Avukatlık mesleğini icra edebilmek için kanunda aranan belli birtakım kriterler vardır:

  1. Türkiye Cumhuriyeti vatandaşı olmak,
  2. Türk hukuk fakültelerinden birinden mezun olmak veya yabancı memleket hukuk fakültesinden mezun olup da Türkiye hukuk fakülteleri programlarına göre noksan kalan derslerden başarılı sınav vermiş bulunmak,
  3. Avukatlık stajını tamamlayarak staj bitim belgesi almış bulunmak,
  4. Levhasına yazılmak istenen baro bölgesinde ikametgahı bulunmak,
  5. Bu Kanuna göre avukatlığa engel bir hali olmamak gerekir.

Bu konudaki istisnalar da kanunda düzenlenmiştir. Buna göre, Adli, idari ve askeri yargı hakimlik ve savcılıklarında, Anayasa Mahkemesi raportörlüklerinde, Danıştay üyeliklerinde, üniversiteye bağlı fakültelerin hukuk bilimi dersleri dalında profesörlük, doçentlik, yardımcı doçentlik görevlerinde dört yıl, kamu kurum ve kuruluşlarının hukuk müşavirliği görevinde on yıl süre ile hizmet etmiş olanlarda staj bitim belgesi almak veya diğer kanunda yazılı kriterler gibi koşullar aranmamaktadır.

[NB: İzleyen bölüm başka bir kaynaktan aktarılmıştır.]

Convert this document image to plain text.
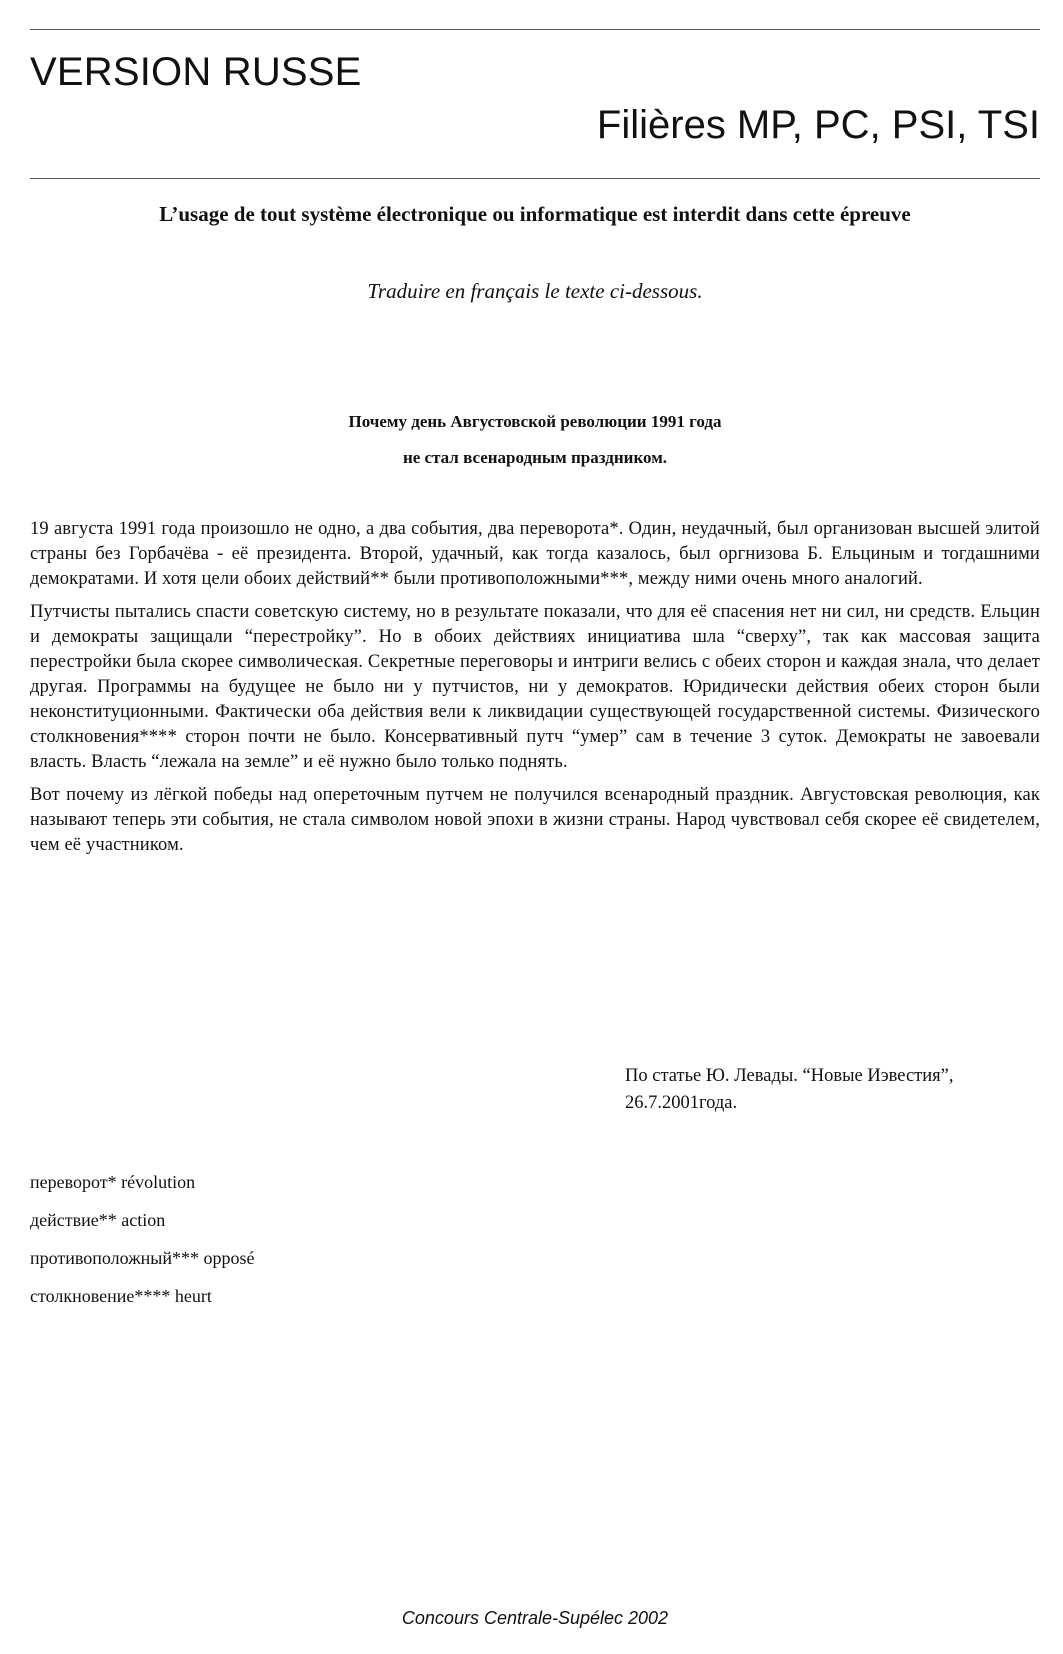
VERSION RUSSE
Filières MP, PC, PSI, TSI

L’usage de tout système électronique ou informatique est interdit dans cette épreuve

Traduire en français le texte ci-dessous.

Почему день Августовской революции 1991 года
не стал всенародным праздником.

19 августа 1991 года произошло не одно, а два события, два переворота*. Один, неудачный, был организован высшей элитой страны без Горбачёва - её президента. Второй, удачный, как тогда казалось, был оргнизова Б. Ельциным и тогдашними демократами. И хотя цели обоих действий** были противоположными***, между ними очень много аналогий.

Путчисты пытались спасти советскую систему, но в результате показали, что для её спасения нет ни сил, ни средств. Ельцин и демократы защищали “перестройку”. Но в обоих действиях инициатива шла “сверху”, так как массовая защита перестройки была скорее символическая. Секретные переговоры и интриги велись с обеих сторон и каждая знала, что делает другая. Программы на будущее не было ни у путчистов, ни у демократов. Юридически действия обеих сторон были неконституционными. Фактически оба действия вели к ликвидации существующей государственной системы. Физического столкновения**** сторон почти не было. Консервативный путч “умер” сам в течение 3 суток. Демократы не завоевали власть. Власть “лежала на земле” и её нужно было только поднять.

Вот почему из лёгкой победы над опереточным путчем не получился всенародный праздник. Августовская революция, как называют теперь эти события, не стала символом новой эпохи в жизни страны. Народ чувствовал себя скорее её свидетелем, чем её участником.

По статье Ю. Левады. “Новые Иэвестия”,
26.7.2001года.
переворот* révolution
действие** action
противоположный*** opposé
столкновение**** heurt

Concours Centrale-Supélec 2002
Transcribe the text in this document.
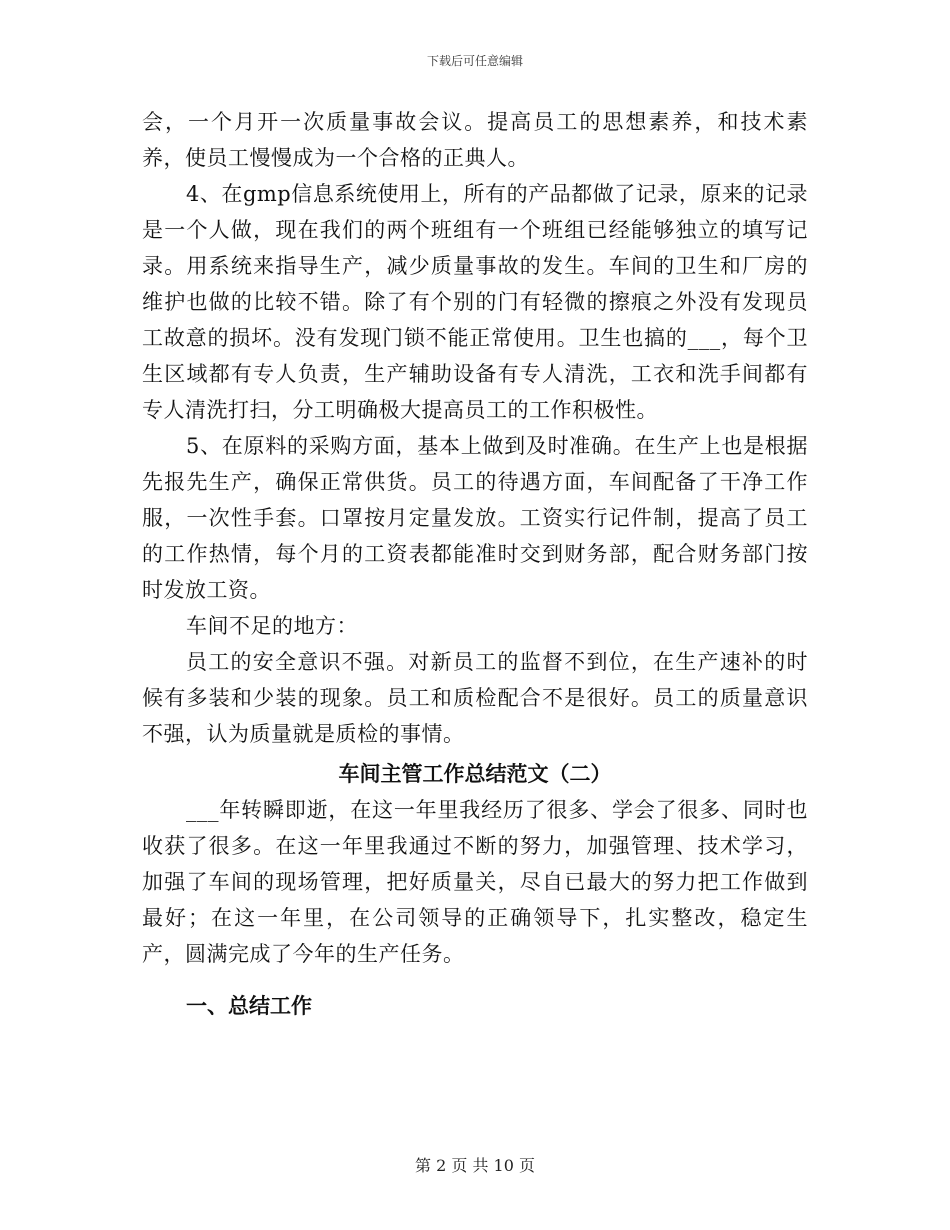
下载后可任意编辑

会，一个月开一次质量事故会议。提高员工的思想素养，和技术素养，使员工慢慢成为一个合格的正典人。

4、在gmp信息系统使用上，所有的产品都做了记录，原来的记录是一个人做，现在我们的两个班组有一个班组已经能够独立的填写记录。用系统来指导生产，减少质量事故的发生。车间的卫生和厂房的维护也做的比较不错。除了有个别的门有轻微的擦痕之外没有发现员工故意的损坏。没有发现门锁不能正常使用。卫生也搞的___，每个卫生区域都有专人负责，生产辅助设备有专人清洗，工衣和洗手间都有专人清洗打扫，分工明确极大提高员工的工作积极性。

5、在原料的采购方面，基本上做到及时准确。在生产上也是根据先报先生产，确保正常供货。员工的待遇方面，车间配备了干净工作服，一次性手套。口罩按月定量发放。工资实行记件制，提高了员工的工作热情，每个月的工资表都能准时交到财务部，配合财务部门按时发放工资。

车间不足的地方：

员工的安全意识不强。对新员工的监督不到位，在生产速补的时候有多装和少装的现象。员工和质检配合不是很好。员工的质量意识不强，认为质量就是质检的事情。

车间主管工作总结范文（二）

___年转瞬即逝，在这一年里我经历了很多、学会了很多、同时也收获了很多。在这一年里我通过不断的努力，加强管理、技术学习，加强了车间的现场管理，把好质量关，尽自已最大的努力把工作做到最好；在这一年里，在公司领导的正确领导下，扎实整改，稳定生产，圆满完成了今年的生产任务。

一、总结工作
第 2 页 共 10 页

Ancak Türk Ceza Kanunu’nun 53 üncü maddesinde belirtilen süreler geçmiş olsa bile; kasten işlenen bir suçtan dolayı iki yıldan fazla süreyle hapis cezasına ya da Devletin güvenliğine karşı suçlar, Anayasal düzene ve bu düzenin işleyişine karşı suçlar, zimmet, irtikâp, rüşvet, hırsızlık, dolandırıcılık, sahtecilik, güveni kötüye kullanma, hileli iflas, ihaleye fesat karıştırma, edimin ifasına fesat karıştırma, suçtan kaynaklanan malvarlığı değerlerini aklama veya kaçakçılık suçlarından mahkûm olmak, kesinleşmiş bir disiplin kararı sonucunda hakim, memur veya avukat olma niteliğini kaybetmiş olmak, avukatlık mesleği ile birleşemeyen bir işle uğraşmak, mahkeme kararı ile kısıtlanmış olmak, iflas etmiş olup da itibarı iade edilmemiş bulunmak, hakkında aciz vesikası verilmiş olup da bunu kaldırmamış bulunmak, avukatlığı sürekli olarak gereği gibi yapmaya engel vücut veya akılca malul olmak gibi durumlar mevcut ise kanunen avukatlığa engel teşkil etmektedir.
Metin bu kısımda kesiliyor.